Energy providers are in a unique position in the marketplace in that they want customers to use less of their product. Yet, encouraging them to do so can be a challenge. When customers use electricity, they’re thinking about the task (use a computer, wash clothes, watch TV) they want to accomplish, not the source that’s allowing them to do it. So, what’s the best way to persuade them to change their behavior? There may not be one answer to that question, but there are several options utilities can experiment with to find out which work best for their market.
Moral Suasion
The simplest way to try and get customers to change their behavior is to ask them to do so. Of course, there are many arguments to be made for reducing energy use, including emergency response, reduced energy supply, or minimizing pollution. But, while this tactic can be effective in the short run, it rarely leads to long-term results.
Pricing measures (see below) are typically more effective, but can be difficult to implement. So, utilities must rely on “non-price incentives [to] deliver useful, moderate changes in energy use over a short run,” according to Koichiro Ito, an assistant professor at the University of Chicago Harris School of Public Policy and author of a recent study conducted in Japan that investigates this phenomenon. Ito is quoted in an article published by the Energy Policy Institute at the University of Chicago (EPIC).
Peer Comparisons
Because customers may not always be responsive to simple requests for a change in behavior, utilities can try giving them an additional incentive, and one great motivator is competition. Energy providers can send customers information about their energy use compared to that of their neighbors, along with prompts to improve their “performance.” Some systems even incorporate gamification, in which customers get energy efficiency challenges, surveys, and rewards.

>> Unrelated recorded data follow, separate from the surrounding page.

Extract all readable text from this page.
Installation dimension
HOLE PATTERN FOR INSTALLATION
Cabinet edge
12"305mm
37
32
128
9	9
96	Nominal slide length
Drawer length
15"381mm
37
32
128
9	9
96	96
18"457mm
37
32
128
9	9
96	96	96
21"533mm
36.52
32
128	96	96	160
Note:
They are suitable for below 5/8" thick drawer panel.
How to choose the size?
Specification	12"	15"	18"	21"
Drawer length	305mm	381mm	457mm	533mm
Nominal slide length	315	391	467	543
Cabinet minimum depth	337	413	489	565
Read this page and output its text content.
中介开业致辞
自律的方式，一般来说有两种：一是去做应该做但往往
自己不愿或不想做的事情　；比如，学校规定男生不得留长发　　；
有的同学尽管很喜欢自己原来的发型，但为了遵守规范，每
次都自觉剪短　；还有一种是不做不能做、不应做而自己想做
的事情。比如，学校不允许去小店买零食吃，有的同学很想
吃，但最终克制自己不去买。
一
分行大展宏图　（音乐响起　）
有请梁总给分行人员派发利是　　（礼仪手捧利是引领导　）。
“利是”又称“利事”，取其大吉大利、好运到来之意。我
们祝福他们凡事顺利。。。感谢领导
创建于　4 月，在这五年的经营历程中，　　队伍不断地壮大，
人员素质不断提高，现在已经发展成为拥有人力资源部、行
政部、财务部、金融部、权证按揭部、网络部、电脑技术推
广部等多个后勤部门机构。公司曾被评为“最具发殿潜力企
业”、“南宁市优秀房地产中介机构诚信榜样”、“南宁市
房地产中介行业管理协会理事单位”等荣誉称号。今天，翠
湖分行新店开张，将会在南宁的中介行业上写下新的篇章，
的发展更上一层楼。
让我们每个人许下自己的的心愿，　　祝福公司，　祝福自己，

However, there’s a fine line between “energy shaming,” — i.e. making customers feel bad about higher energy use — and “energy empowerment,” so providers need to be careful about the phrasing of these communications. Making the message more about “helping the community and the environment,” and less about “doing better compared to others” can help, as can offering tips for more efficient energy use during peak times.
Variable Pricing
Variable pricing is perhaps the best method for prompting customers to change their habits around electricity use. The idea is to reward or penalize customers based on their behavior. Say the provider wants them to wait until off-peak hours to run appliances like dishwashers and washing machines. Lower pricing can be used during those times, so customers save money if they follow the provider’s requests. Conversely, the company can set up peak hour pricing that’s more expensive than off-peak.
According to the EPIC article, “Households that received…messages encouraging conservation reduced their electricity use by 8 percent, but they quickly resorted back to their usual habits.” Meanwhile, “Those who experienced a hike in the price of electricity during peak hours reduced their electricity use by as much as 17 percent, and the effect is much more sustained over time.”
Even with pricing, however, immediate results shouldn’t be expected. According to Robert Walton at Utility Dive, the benefits from this strategy can take some time to show up, as “the push towards time-of-use rates is a gradual change, and a big shift for utilities and customers who for decades have largely paid a single rate for their electricity, whether at peak time or the dead of night.”
To get customers to use energy more efficiently, energy providers should try each of these options, and not necessarily in isolation. For example, moral suasion can be used in conjunction with variable pricing, so customers know that, if they implement efficiency measures into their routine, they’ll be getting the dual benefits of helping the community and the planet, and saving some cash.